Naquela manhã ele não se importou com a etiqueta que tanto
zelava, pouco ligou para as regras que o afastavam de mim. Mal
raciocinei quando a música parou. Tudo que consegui fazer foi cair
no chão, fraca pela descarga de emoções que corria pelas minhas
veias. Minha mente estava confusa, obscura, meu coração doía
tanto que cogitei estar sofrendo um enfarto e quando imaginei que,
mais uma vez teria que lidar com aquilo sozinha, para minha
surpresa, Lobo entrou na minha dor. Ele tocou minhas feridas com
suas mãos e mesmo que ainda doessem, senti pela primeira vez
que não estava completamente sozinha com toda aquela aflição.
Soltei o ar entre os lábios, tentando ignorar o palpitar
estranho no meu peito. Um calorzinho insistente que me deixava
eufórica.
Meu celular tocou quando recebi uma mensagem. Alcancei o
aparelho e desbloqueei a tela. Comprimi os olhos quando vi que era
uma mensagem da tia Claire.
Não se esqueça que temos um jantar hoje, querida. Estou
levando um presente sensacional. Seu pai pediu a Ruth que
fizesse sua torta de maçã favorita, e a minha também :).

Sorri para o celular. Podia imaginar minha tia tentando
convencer Ruth a fazer aquela torta que, cá entre nós, era divina.
Nem conseguia me lembrar quando foi a última vez que
jantamos todos juntos. O que será que deu neles? O jantar já estava
marcado, mas torta de maçã e presentes surpresa?
Estreitei os olhos, já imaginando o que poderia ter
acontecido. A bocuda da Ruth deve ter contado a eles sobre os
episódios de terror noturno e da minha pequena ida à academia.
Ainda assim, não consegui evitar a faísca de alegria que
explodiu em meu peito. Papai estaria em casa de noite, disposto a
passar um tempo comigo. Revirei-me nos lençóis de seda e parei
olhando para o teto. Talvez fosse a chance perfeita para, quem
sabe, conseguir autorização para ir à festa de Carla no final de
semana. Aquilo seria perfeito.
O não eu já tinha, bastava agora buscar o sim.

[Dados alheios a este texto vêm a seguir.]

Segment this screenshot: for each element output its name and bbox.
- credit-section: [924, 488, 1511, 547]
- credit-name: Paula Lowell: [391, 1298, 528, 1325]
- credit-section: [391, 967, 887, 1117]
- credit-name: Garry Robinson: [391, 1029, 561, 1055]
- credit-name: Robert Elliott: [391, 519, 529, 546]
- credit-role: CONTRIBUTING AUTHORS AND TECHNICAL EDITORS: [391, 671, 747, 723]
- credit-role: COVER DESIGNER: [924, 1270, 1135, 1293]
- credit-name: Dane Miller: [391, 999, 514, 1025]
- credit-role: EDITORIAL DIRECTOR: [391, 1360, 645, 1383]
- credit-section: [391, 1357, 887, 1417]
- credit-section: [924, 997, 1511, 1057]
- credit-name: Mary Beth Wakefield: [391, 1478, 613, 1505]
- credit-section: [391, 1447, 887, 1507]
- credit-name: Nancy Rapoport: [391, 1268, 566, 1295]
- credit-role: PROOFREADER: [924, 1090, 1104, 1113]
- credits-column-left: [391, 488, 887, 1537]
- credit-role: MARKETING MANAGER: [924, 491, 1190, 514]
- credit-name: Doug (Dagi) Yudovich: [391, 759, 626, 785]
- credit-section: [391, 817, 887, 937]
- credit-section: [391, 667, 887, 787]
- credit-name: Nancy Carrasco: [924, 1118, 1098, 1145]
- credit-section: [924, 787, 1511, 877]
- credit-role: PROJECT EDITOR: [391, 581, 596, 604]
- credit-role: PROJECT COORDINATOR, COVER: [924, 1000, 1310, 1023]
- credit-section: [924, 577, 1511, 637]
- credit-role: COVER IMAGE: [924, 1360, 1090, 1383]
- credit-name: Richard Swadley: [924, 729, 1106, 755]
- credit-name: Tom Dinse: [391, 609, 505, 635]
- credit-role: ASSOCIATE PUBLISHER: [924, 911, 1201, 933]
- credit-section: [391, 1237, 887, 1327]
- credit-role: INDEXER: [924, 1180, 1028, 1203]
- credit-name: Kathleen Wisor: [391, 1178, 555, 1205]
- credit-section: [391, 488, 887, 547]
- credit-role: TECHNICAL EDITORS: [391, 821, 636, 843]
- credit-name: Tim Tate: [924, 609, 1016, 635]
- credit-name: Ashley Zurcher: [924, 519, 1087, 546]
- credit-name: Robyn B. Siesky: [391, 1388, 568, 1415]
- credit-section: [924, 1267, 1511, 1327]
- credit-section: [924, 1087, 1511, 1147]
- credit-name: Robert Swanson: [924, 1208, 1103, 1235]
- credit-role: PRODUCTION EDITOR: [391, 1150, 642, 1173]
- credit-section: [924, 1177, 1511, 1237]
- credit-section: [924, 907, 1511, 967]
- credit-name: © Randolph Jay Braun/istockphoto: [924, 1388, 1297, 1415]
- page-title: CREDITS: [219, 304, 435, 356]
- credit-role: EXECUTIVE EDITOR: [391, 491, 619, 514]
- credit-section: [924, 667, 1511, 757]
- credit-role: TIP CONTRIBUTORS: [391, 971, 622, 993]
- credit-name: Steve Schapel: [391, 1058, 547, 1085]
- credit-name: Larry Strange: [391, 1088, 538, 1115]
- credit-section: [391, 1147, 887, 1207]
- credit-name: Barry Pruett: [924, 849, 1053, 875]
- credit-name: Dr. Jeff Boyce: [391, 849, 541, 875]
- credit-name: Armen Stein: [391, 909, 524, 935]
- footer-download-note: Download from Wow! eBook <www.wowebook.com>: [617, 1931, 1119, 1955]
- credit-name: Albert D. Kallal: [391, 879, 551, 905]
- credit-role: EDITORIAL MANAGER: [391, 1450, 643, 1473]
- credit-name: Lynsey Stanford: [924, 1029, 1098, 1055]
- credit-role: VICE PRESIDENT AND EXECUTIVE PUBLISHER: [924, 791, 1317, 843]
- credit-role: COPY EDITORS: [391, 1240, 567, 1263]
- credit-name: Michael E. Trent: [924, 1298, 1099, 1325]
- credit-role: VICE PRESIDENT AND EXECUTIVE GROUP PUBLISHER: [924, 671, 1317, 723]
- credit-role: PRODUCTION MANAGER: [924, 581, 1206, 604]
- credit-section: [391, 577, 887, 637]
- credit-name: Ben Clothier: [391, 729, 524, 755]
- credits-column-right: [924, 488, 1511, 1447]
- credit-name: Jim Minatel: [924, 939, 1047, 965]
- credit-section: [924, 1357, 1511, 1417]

A noite caiu e uma corrente fria se abateu sobre a casa.
Escolhi um vestido felpudo rosa claro e curto, mas bem quentinho.
Fiz alguns cachos nos cabelos e arrisquei marcar os olhos com um
sombreado preto que os destacavam. Corri até o espelho quando
terminei e gostei muito do que vi.
Estaria me enganando se dissesse que estava me arrumando
para jantar com meu pai e minha tia.
Na verdade, estava pensando nele. Ainda que soubesse que
aquilo era uma loucura.
Uma sensação estranha me incomodou quando me virei para
a porta prestes a sair e fiquei me perguntando onde estavam as tais
borboletas no estômago que sempre ouvia falar quando as
mocinhas ficavam nervosas nos livros de romance. O nervosismo
que estava sentindo mais parecia com uma dor de barriga, isso sim.
Desci as escadas olhando para todos os cantos e murchei
um pouco quando não vi Lobo por ali.